For millions of people around the world, that song came from Little Richard.
That quote comes from gay filmmaker John Waters, who professes his love for the icon in the trailer for the new documentary, Little Richard: I Am Everything.
The new documentary, directed by Lisa Cortés, explores Richard’s life, loves, and legacy in breathtaking detail, delicately exploring his struggle to balance his homosexuality with his religious upbringing, and how his art changed the world for the better.
With songs like “Tutti Frutti” and “Good Golly Miss Molly”, the once-in-a-lifetime artist is often credited for birthing rock ‘n roll. Often imitated but never replicated, Richard was discredited and outright stolen from for decades before his contributions to the genre were sealed into the Hall of Fame.
“For many of us, we know little Richard on a talk show saying, ‘Shut up.’ We know him singing the Rubber Ducky song on Sesame Street. But Little Richard is so much more,” Cortés tells LGBTQ+ Nation. “He is not a comic foil, he is not monolithic. He had a rich history. His cultural contributions are deep.”
Today, much of Richard’s queer history has been lost on younger generations. How he managed to be an openly gay Black man in the 1950s, rising at the same time as Emmet Till’s murder, is a marvel. Richard is a diamond in the rough.
“It’s about self-invention,” Cortés explains. “It is about not letting other people define you, and that is so important for us as individuals, and especially for us as artists, to lean into the power of what that can do, that agency for your art.”
Waters makes an appearance in the doc alongside Pose star Billy Porter and rock legends Mick Jagger and Tom Jones, who both credit Richard for influencing their careers. The film excavates so much of Richard’s long-forgotten history, with decades-old photos, interviews, and conversations with his family and friends. We see a photo of Richard performing in drag and even hear from John Lennon. The Beatles actually opened for Richard on his UK tour.
Little Richard’s presence, energy, and spirit paved the way for today’s artists.
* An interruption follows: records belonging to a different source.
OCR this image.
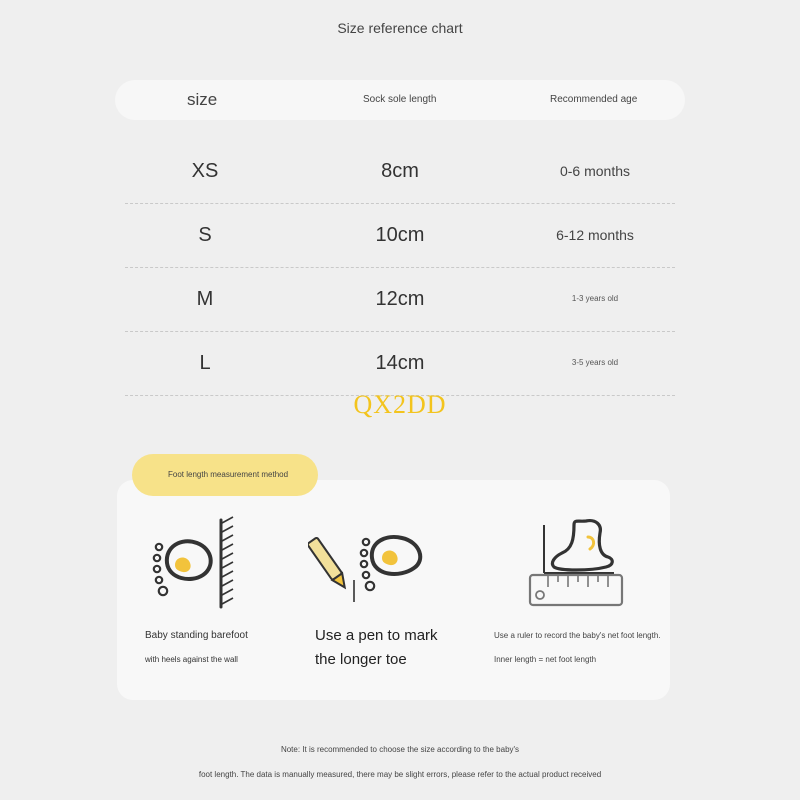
Size reference chart
size	Sock sole length	Recommended age
XS	8cm	0-6 months
S	10cm	6-12 months
M	12cm	1-3 years old
L	14cm	3-5 years old
QX2DD
Foot length measurement method
Baby standing barefoot
with heels against the wall
Use a pen to mark
the longer toe
Use a ruler to record the baby's net foot length.
Inner length = net foot length
Note: It is recommended to choose the size according to the baby's
foot length. The data is manually measured, there may be slight errors, please refer to the actual product received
He lives on through them.
“The past is still very present thematically in this film,” Cortés points out. “Richard is the initiator of so many things.” Without him, she continued, “you’re not gonna have Prince. If you don’t have Little Richard, you’re not gonna have Lil Nas X. If you don’t have Richard, you’re not gonna have Harry Styles.”
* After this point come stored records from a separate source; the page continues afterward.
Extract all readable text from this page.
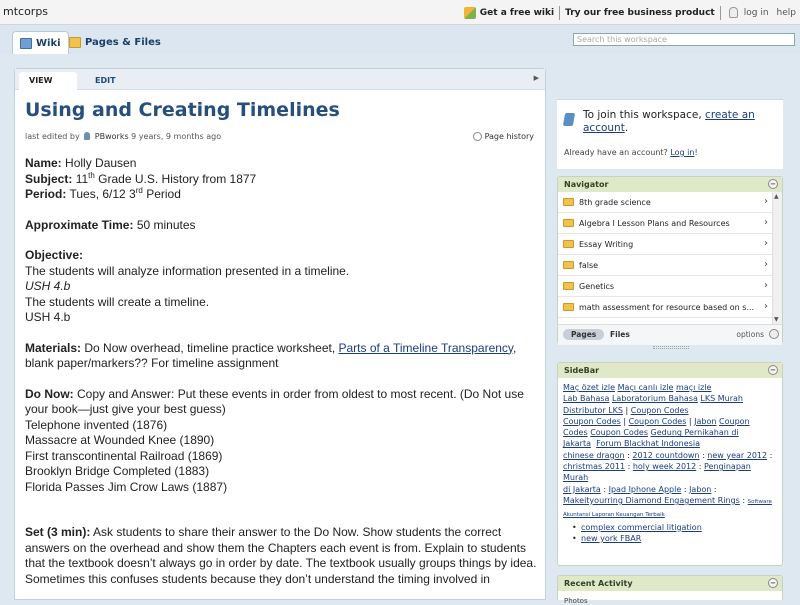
mtcorps	Get a free wiki	Try our free business product	log in help
Wiki Pages & Files	Search this workspace
VIEW	EDIT	▶
Using and Creating Timelines
last edited by PBworks 9 years, 9 months ago	Page history

Name: Holly Dausen

Subject: 11th Grade U.S. History from 1877

Period: Tues, 6/12 3rd Period

Approximate Time: 50 minutes

Objective:

The students will analyze information presented in a timeline.

USH 4.b

The students will create a timeline.

USH 4.b

Materials: Do Now overhead, timeline practice worksheet, Parts of a Timeline Transparency, blank paper/markers?? For timeline assignment

Do Now: Copy and Answer: Put these events in order from oldest to most recent. (Do Not use your book—just give your best guess)

Telephone invented (1876)

Massacre at Wounded Knee (1890)

First transcontinental Railroad (1869)

Brooklyn Bridge Completed (1883)

Florida Passes Jim Crow Laws (1887)

Set (3 min): Ask students to share their answer to the Do Now. Show students the correct answers on the overhead and show them the Chapters each event is from. Explain to students that the textbook doesn’t always go in order by date. The textbook usually groups things by idea. Sometimes this confuses students because they don’t understand the timing involved in

To join this workspace, create an account.
Already have an account? Log in!
Navigator	−
8th grade science	›
Algebra I Lesson Plans and Resources	›
Essay Writing	›
false	›
Genetics	›
math assessment for resource based on s... ›
▲
▼
Pages	Files	options
SideBar	−
Maç özet izle Maçı canlı izle maçı izle
Lab Bahasa Laboratorium Bahasa LKS Murah
Distributor LKS | Coupon Codes
Coupon Codes | Coupon Codes | Jabon Coupon
Codes Coupon Codes Gedung Pernikahan di
Jakarta Forum Blackhat Indonesia
chinese dragon : 2012 countdown : new year 2012 :
christmas 2011 : holy week 2012 : Penginapan Murah
di Jakarta : Ipad Iphone Apple : Jabon :
Makeityourring Diamond Engagement Rings : Software Akuntansi Laporan Keuangan Terbaik
• complex commercial litigation
• new york FBAR
Recent Activity	−
Photos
“Now each of these artists are brilliant and amazing in their own way, but what is it that Richard brought? Richard brought boldness, innovation, style, music, gender fluidity. He unleashes this energy that shifts culture. We are the beneficiaries of what that energy did.”
Right now, Black queer history is more important than ever, when our community is under attack from all angles.
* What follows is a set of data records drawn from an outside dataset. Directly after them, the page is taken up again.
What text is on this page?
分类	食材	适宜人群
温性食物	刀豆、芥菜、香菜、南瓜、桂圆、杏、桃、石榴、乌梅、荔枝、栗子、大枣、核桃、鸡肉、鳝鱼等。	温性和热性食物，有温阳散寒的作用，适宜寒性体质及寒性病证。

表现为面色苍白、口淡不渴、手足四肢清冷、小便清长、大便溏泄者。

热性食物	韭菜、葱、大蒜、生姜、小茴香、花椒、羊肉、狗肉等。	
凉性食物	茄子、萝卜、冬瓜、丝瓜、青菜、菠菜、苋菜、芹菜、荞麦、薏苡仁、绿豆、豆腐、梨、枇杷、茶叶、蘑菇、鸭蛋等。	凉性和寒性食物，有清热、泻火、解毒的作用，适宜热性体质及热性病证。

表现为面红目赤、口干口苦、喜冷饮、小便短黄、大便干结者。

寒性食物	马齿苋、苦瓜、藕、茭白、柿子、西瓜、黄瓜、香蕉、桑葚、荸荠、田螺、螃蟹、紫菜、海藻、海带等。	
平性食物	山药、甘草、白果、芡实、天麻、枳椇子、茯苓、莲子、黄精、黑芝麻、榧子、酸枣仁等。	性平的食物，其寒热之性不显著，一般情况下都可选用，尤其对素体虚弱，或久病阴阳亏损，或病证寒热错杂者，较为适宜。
“We cannot allow for the criminalization of drag performances, or laws that tell us that African-American history can’t be taught or these books need to be removed from libraries,” says Cortés. “This history, this American history, is part of a unique tapestry, and it is being erased. People seek to erase it. But it is so important in informing the contributions of all of us.”
Cortés says it best. “Our history frees us all.”